“Not a stick left when I come back on the scene!” related Mr. Lock. “I’d like to have had something to remember him by, too. Relation of mine, you know, he was. ‘Peter,’ he used to say to me, ‘Peter, I particular wants you to have my old arm-chair when I’m gone.’ Always saying that, he was. Why he couldn’t have given it to me while he was alive, and have done with it, I don’t know.”

“Perhaps he didn’t want to part with it?” suggested Mr. Lane.

“That was about it, I expect,” agreed Mr. Lock. “He’d certainly got a great fancy for that chair. Why, he used to carry it into the bedroom with him at night, and bring it down again in the morning. But, there, it had clean gone when I got back here.”

“Couldn’t you find out who’d bought it?”

“I did try, sir, but it was no good. You see, it was just a sort of Dutch auction, and people paid their money down for anything they bought, and took it straight away. There was a lot of strangers present, too, far as I could make out, and it must have been one of them that bought that old chair. A chap from the country, some of ’em told me. Dare say that old chair’s not more than five miles away at this minute, if the truth was known.”

“Why don’t you—haven’t you advertised for it?”

“Oh, I ain’t so keen on it as all that, sir,” replied Mr. Lock, carelessly. “I can remember the old chap well enough, without needing his old arm-chair to remind me of him. I don’t believe in being sentimental, sir, when it costs money, and a advertisement would cost more than that old chair’s worth. Besides, he won’t know now whether I’ve got it or not, and, if he does, it can’t make much difference to him, can it, sir?”

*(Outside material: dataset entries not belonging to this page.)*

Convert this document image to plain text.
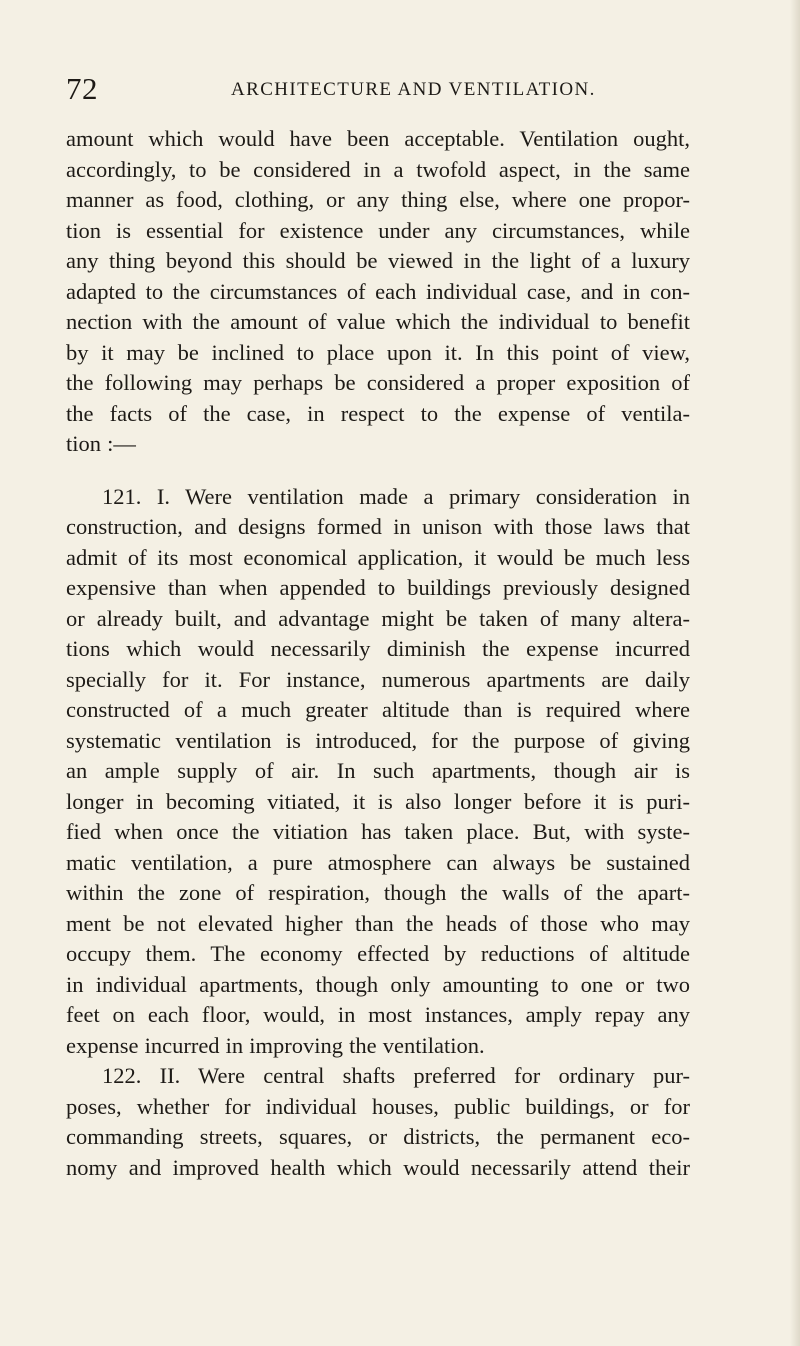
72	ARCHITECTURE AND VENTILATION.
amount which would have been acceptable. Ventilation ought,
accordingly, to be considered in a twofold aspect, in the same
manner as food, clothing, or any thing else, where one propor-
tion is essential for existence under any circumstances, while
any thing beyond this should be viewed in the light of a luxury
adapted to the circumstances of each individual case, and in con-
nection with the amount of value which the individual to benefit
by it may be inclined to place upon it. In this point of view,
the following may perhaps be considered a proper exposition of
the facts of the case, in respect to the expense of ventila-
tion :—
121. I. Were ventilation made a primary consideration in
construction, and designs formed in unison with those laws that
admit of its most economical application, it would be much less
expensive than when appended to buildings previously designed
or already built, and advantage might be taken of many altera-
tions which would necessarily diminish the expense incurred
specially for it. For instance, numerous apartments are daily
constructed of a much greater altitude than is required where
systematic ventilation is introduced, for the purpose of giving
an ample supply of air. In such apartments, though air is
longer in becoming vitiated, it is also longer before it is puri-
fied when once the vitiation has taken place. But, with syste-
matic ventilation, a pure atmosphere can always be sustained
within the zone of respiration, though the walls of the apart-
ment be not elevated higher than the heads of those who may
occupy them. The economy effected by reductions of altitude
in individual apartments, though only amounting to one or two
feet on each floor, would, in most instances, amply repay any
expense incurred in improving the ventilation.
122. II. Were central shafts preferred for ordinary pur-
poses, whether for individual houses, public buildings, or for
commanding streets, squares, or districts, the permanent eco-
nomy and improved health which would necessarily attend their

With these practical remarks, Mr. Lock turned again to the billiard-table for interest. Mr. Lane, after sitting meditatively for a long three minutes, rose and unostentatiously quitted the room.

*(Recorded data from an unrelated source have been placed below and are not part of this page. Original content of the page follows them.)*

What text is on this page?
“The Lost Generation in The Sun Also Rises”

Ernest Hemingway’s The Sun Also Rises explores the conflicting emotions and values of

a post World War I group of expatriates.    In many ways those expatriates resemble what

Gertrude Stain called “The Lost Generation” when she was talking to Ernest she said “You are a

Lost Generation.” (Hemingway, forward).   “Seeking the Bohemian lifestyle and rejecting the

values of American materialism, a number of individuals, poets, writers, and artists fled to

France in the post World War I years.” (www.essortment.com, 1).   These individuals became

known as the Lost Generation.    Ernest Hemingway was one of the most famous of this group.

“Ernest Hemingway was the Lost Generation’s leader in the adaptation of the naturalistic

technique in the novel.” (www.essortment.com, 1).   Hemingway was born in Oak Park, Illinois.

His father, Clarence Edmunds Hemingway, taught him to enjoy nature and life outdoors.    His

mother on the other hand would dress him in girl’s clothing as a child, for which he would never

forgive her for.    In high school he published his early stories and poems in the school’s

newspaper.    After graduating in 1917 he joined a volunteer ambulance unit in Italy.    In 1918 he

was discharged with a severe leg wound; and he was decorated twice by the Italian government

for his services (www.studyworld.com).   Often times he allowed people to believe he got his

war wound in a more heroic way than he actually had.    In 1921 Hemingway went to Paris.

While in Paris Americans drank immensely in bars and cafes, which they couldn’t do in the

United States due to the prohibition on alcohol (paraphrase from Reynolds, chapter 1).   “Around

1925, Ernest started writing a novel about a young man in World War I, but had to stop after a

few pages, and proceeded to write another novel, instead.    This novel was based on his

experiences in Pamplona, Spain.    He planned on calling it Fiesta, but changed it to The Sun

The saloon was well patronized when, a couple of hours later, Mr. Horace Dobb strolled in. His eyes sought Mr. Lock’s, and, meeting them, a slight upward flicker of the brows was perceptible. Mr. Lock nodded slowly, once, and Mr. Dobb drifted out again.

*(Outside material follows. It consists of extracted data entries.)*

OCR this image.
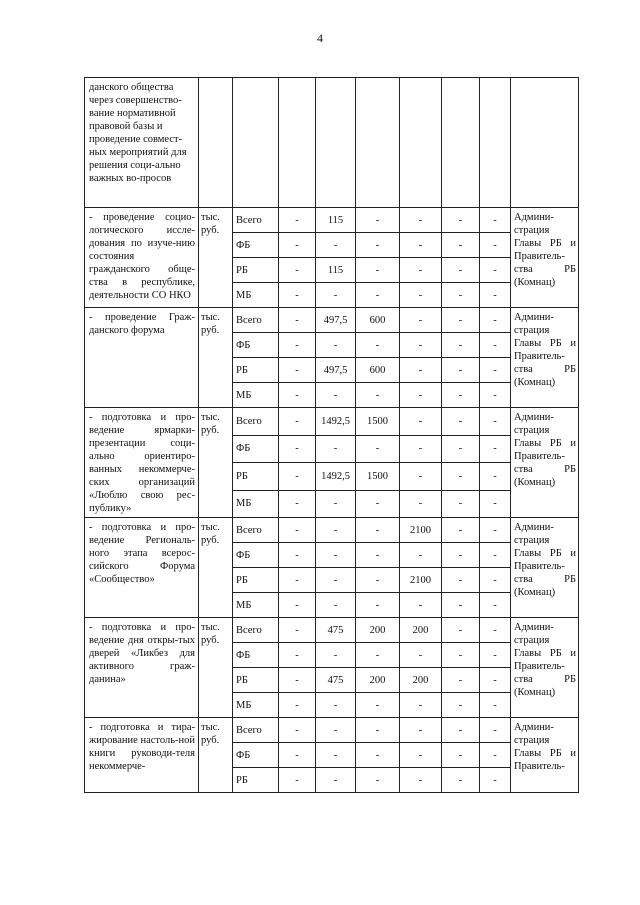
4
данского общества через совершенство-вание нормативной правовой базы и проведение совмест-ных мероприятий для решения соци-ально важных во-просов									
- проведение социо-логического иссле-дования по изуче-нию состояния гражданского обще-ства в республике, деятельности СО НКО	тыс. руб.	Всего	-	115	-	-	-	-	Админи-страция Главы РБ и Правитель-ства РБ (Комнац)
		ФБ	-	-	-	-	-	-	
		РБ	-	115	-	-	-	-	
		МБ	-	-	-	-	-	-	
- проведение Граж-данского форума	тыс. руб.	Всего	-	497,5	600	-	-	-	Админи-страция Главы РБ и Правитель-ства РБ (Комнац)
		ФБ	-	-	-	-	-	-	
		РБ	-	497,5	600	-	-	-	
		МБ	-	-	-	-	-	-	
- подготовка и про-ведение ярмарки-презентации соци-ально ориентиро-ванных некоммерче-ских организаций «Люблю свою рес-публику»	тыс. руб.	Всего	-	1492,5	1500	-	-	-	Админи-страция Главы РБ и Правитель-ства РБ (Комнац)
		ФБ	-	-	-	-	-	-	
		РБ	-	1492,5	1500	-	-	-	
		МБ	-	-	-	-	-	-	
- подготовка и про-ведение Региональ-ного этапа всерос-сийского Форума «Сообщество»	тыс. руб.	Всего	-	-	-	2100	-	-	Админи-страция Главы РБ и Правитель-ства РБ (Комнац)
		ФБ	-	-	-	-	-	-	
		РБ	-	-	-	2100	-	-	
		МБ	-	-	-	-	-	-	
- подготовка и про-ведение дня откры-тых дверей «Ликбез для активного граж-данина»	тыс. руб.	Всего	-	475	200	200	-	-	Админи-страция Главы РБ и Правитель-ства РБ (Комнац)
		ФБ	-	-	-	-	-	-	
		РБ	-	475	200	200	-	-	
		МБ	-	-	-	-	-	-	
- подготовка и тира-жирование настоль-ной книги руководи-теля некоммерче-	тыс. руб.	Всего	-	-	-	-	-	-	Админи-страция Главы РБ и Правитель-
		ФБ	-	-	-	-	-	-	
		РБ	-	-	-	-	-	-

About ten minutes later Mr. Lane, his arms folded and his head bent in reverie, was occupying his accustomed seat in the bar-parlour of the “King’s Arms,” when a patron entered with a certain reckless joviality which compelled attention. Mr. Lane, glancing up petulantly at this intrusion on his meditations, recognized the new-comer to be a gentleman who dealt in second-hand goods at an establishment in Fore Street.